At another level, Sango Mahanty, Yurdi Yasmi, John Guernier, Rob Ukkerman, and Lucia Nass draw a number of useful conclusions about ways of making partnerships work in practice, based on long-term collaboration in Bhutan, Cambodia, Laos, Nepal, and Vietnam between a Dutch NGO and a regional forestry training centre. Among the lessons learned is the fact that partnership, like democracy, takes time: it is not simply a question of signing a Memorandum of Understanding and hoping for the best. They emphasise the informal communication that oils the wheels, as well as the need for clarity about any imbalance in the partners’ input into the relationship. Writing about ‘farmer squatters’ in peri-urban areas of Fiji, Alex Thornton illustrates that a more participatory approach to issues of re-settlement could potentially mitigate some of the threats to the ‘agri-hoods’ of the squatters, although this would not in itself address the underlying problem of land tenure.

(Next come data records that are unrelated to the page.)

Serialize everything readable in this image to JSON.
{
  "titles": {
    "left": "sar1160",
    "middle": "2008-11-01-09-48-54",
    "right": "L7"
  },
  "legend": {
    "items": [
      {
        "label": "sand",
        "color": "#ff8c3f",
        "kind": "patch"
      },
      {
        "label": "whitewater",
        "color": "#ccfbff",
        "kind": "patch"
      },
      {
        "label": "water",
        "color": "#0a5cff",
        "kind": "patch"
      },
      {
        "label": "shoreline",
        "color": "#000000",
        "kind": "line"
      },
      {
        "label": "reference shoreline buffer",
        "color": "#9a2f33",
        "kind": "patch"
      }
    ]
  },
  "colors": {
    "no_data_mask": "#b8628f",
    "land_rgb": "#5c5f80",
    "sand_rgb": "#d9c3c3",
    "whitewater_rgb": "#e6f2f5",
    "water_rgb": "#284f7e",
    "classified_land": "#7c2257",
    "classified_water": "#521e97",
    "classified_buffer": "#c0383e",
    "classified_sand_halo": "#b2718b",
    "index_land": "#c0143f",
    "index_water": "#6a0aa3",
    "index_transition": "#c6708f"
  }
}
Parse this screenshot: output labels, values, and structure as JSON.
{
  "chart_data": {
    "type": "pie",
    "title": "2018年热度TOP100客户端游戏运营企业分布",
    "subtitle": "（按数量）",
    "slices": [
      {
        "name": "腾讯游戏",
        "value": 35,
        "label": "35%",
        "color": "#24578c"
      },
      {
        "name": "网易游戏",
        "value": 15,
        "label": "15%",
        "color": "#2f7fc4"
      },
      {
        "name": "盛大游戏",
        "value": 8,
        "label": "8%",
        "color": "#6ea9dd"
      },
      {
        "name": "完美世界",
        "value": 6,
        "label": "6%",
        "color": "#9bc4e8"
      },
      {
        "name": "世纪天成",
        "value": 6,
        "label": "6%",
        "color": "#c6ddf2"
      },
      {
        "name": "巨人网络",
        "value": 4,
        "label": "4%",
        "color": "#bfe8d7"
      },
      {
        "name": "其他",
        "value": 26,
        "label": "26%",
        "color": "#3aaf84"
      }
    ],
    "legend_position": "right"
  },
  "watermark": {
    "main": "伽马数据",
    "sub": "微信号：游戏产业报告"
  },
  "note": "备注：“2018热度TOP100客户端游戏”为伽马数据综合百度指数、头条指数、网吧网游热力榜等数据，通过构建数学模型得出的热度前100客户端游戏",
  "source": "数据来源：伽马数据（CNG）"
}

We also have three interesting shorter pieces in this issue. Patrick Develtere and Tom De Bruyn draw attention to an emerging trend for groupings that are not part of the development industry to become actively involved in what is termed ‘decentralised co-operation’. These are not embryonic NGOs, or inspired by a conventional North–South narrative, but ‘rather, they have become specialists in their own context, be it their company, school, union, health-care provider, or profession, and by gaining hands-on experience, and they are confident in sharing this with colleagues facing similar challenges’. Carolette Norwood argues that while women came to the fore in debates on population through a combination of factors, ranging from de-colonisation to technological advances in contraception, international policies on population and development have implicitly assumed a relationship between poverty and population growth as the basis for integrating women. Grounding these policies in women’s sexual and reproductive health and rights would shift the centre of gravity in the development of thinking about human fertility and population growth. Finally, Devaki Jain and Shubha Chacko outline the long history of engagement between the Non-Aligned Movement (NAM) and the women’s movement, arguing that the NAM still has the potential to initiate an inclusive growth paradigm with a Southern feminist agenda at its core.